Hon Chair, the legal profession in this country remains an unlevel and nonuniform playing field. It can be said that the profession has had it too good for too long. From the exorbitant legal fees charged by senior counsel and established law firms to the nonco-operation of some law societies, we see lawyers protected at client expense. With senior counsel charging anywhere between R20 000 and R50 000 per day, and this excludes the daily fee for the instructing attorney, we see adequate legal redress beyond the grasp of all except the very wealthy in our society. We need to level the playing field.

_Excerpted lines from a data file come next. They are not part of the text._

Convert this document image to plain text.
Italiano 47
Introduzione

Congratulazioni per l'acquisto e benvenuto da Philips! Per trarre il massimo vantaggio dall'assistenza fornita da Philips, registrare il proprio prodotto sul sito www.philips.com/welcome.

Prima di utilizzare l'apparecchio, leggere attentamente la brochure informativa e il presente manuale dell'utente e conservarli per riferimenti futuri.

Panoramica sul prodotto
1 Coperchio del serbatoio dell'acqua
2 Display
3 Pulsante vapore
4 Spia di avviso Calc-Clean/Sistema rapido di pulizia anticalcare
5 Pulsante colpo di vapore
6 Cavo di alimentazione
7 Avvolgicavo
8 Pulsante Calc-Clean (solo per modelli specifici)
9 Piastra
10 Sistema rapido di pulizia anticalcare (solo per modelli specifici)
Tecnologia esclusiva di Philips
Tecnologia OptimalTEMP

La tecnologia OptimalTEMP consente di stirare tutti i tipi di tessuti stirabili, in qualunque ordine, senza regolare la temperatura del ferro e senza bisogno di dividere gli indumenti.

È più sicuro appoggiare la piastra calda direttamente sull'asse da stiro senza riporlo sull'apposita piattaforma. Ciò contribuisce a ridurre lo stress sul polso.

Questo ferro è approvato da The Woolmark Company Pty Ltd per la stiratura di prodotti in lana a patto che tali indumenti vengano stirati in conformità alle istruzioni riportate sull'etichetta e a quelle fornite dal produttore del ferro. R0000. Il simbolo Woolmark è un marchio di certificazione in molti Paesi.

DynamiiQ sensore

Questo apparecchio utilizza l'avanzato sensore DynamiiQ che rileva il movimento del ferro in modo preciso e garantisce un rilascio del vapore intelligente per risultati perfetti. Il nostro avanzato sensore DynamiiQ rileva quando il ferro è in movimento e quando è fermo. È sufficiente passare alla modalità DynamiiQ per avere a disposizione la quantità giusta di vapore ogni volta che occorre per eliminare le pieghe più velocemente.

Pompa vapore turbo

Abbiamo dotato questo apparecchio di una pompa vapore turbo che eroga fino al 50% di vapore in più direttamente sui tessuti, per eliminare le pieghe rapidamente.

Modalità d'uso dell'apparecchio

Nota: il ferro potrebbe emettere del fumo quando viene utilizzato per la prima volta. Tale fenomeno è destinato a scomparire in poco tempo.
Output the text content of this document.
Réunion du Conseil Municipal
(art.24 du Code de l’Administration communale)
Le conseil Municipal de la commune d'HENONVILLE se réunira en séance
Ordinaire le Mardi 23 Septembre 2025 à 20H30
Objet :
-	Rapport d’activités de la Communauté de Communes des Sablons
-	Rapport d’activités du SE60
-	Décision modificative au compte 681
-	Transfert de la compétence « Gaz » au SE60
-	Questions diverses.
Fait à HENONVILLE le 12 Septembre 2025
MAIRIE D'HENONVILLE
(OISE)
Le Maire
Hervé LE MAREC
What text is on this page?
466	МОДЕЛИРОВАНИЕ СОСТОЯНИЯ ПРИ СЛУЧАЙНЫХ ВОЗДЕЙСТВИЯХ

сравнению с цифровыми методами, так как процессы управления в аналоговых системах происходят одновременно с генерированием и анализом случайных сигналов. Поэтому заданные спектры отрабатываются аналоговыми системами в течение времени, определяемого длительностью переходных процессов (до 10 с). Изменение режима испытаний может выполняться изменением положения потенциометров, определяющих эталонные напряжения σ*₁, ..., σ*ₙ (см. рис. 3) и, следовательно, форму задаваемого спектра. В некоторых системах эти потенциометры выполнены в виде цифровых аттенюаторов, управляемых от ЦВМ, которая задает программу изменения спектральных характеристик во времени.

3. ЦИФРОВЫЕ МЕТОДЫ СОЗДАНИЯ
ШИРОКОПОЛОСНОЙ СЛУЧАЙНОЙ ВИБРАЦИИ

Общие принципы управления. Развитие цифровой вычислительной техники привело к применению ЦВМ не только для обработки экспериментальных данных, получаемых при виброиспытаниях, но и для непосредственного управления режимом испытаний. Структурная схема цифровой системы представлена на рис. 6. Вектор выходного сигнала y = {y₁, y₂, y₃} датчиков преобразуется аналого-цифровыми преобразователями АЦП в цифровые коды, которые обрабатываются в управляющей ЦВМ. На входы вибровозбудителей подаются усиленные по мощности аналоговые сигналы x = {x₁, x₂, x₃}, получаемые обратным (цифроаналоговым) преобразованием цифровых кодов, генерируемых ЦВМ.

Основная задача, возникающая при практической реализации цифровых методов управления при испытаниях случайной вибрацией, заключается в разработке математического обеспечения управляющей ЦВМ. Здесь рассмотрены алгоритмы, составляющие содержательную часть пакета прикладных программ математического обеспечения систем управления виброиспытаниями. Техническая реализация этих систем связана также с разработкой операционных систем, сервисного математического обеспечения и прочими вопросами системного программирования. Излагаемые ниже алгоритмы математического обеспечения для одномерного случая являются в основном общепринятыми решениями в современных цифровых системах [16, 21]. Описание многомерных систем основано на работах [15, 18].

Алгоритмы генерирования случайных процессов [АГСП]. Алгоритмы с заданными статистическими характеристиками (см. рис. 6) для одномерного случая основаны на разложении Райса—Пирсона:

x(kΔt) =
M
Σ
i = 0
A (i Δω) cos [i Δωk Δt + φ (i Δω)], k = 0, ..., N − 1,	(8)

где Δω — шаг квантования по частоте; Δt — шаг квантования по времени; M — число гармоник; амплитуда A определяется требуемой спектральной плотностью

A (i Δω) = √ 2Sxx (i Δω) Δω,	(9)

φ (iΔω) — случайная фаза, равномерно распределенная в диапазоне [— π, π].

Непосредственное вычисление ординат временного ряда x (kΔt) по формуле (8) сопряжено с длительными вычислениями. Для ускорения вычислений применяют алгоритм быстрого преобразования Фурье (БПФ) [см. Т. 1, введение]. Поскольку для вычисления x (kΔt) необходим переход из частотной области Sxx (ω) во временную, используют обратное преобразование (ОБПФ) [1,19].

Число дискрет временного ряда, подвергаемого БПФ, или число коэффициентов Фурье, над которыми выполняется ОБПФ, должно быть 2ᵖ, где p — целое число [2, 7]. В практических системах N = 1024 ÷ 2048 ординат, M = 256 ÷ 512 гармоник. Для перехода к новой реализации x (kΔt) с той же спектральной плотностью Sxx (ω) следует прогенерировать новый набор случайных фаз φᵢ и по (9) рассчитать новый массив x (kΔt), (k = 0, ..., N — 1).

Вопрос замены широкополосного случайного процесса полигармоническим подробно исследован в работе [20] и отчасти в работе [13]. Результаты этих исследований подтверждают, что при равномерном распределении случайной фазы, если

This Bill is a necessary ad hoc measure and will bring urgent relief through the regulatory framework to citizens who have been the victims of unprofessional conduct by unscrupulous attorneys who are registered and being protected from censure and sanction in the former Transkei, Bophuthatswana, Venda and Ciskei, TBVC states. The Law Society of Bophuthatswana is a particular case in point.
The Bill will also regulate and address disparities in relation to attorneys and candidate attorneys in the territories comprising the former TBVC republics. When you have a candidate attorney who is not even required to undergo practical legal training as part of his or her articles of clerkship, you are inviting disaster, the victims being the clients that these candidate attorneys represent in our courts and ultimately the candidate attorneys themselves, for without a proper practical foundation in South African legal practice, one can never hope to build a successful career in law.
The IFP supports the Bill and the efforts of the department in addressing the rationalisation of the legal profession. Our legal profession must be able to be held to public account, scrutiny and sanction as it remains a field in which the ordinary citizen has little knowledge and is left largely at the mercy of his or her legal representatives. I thank you.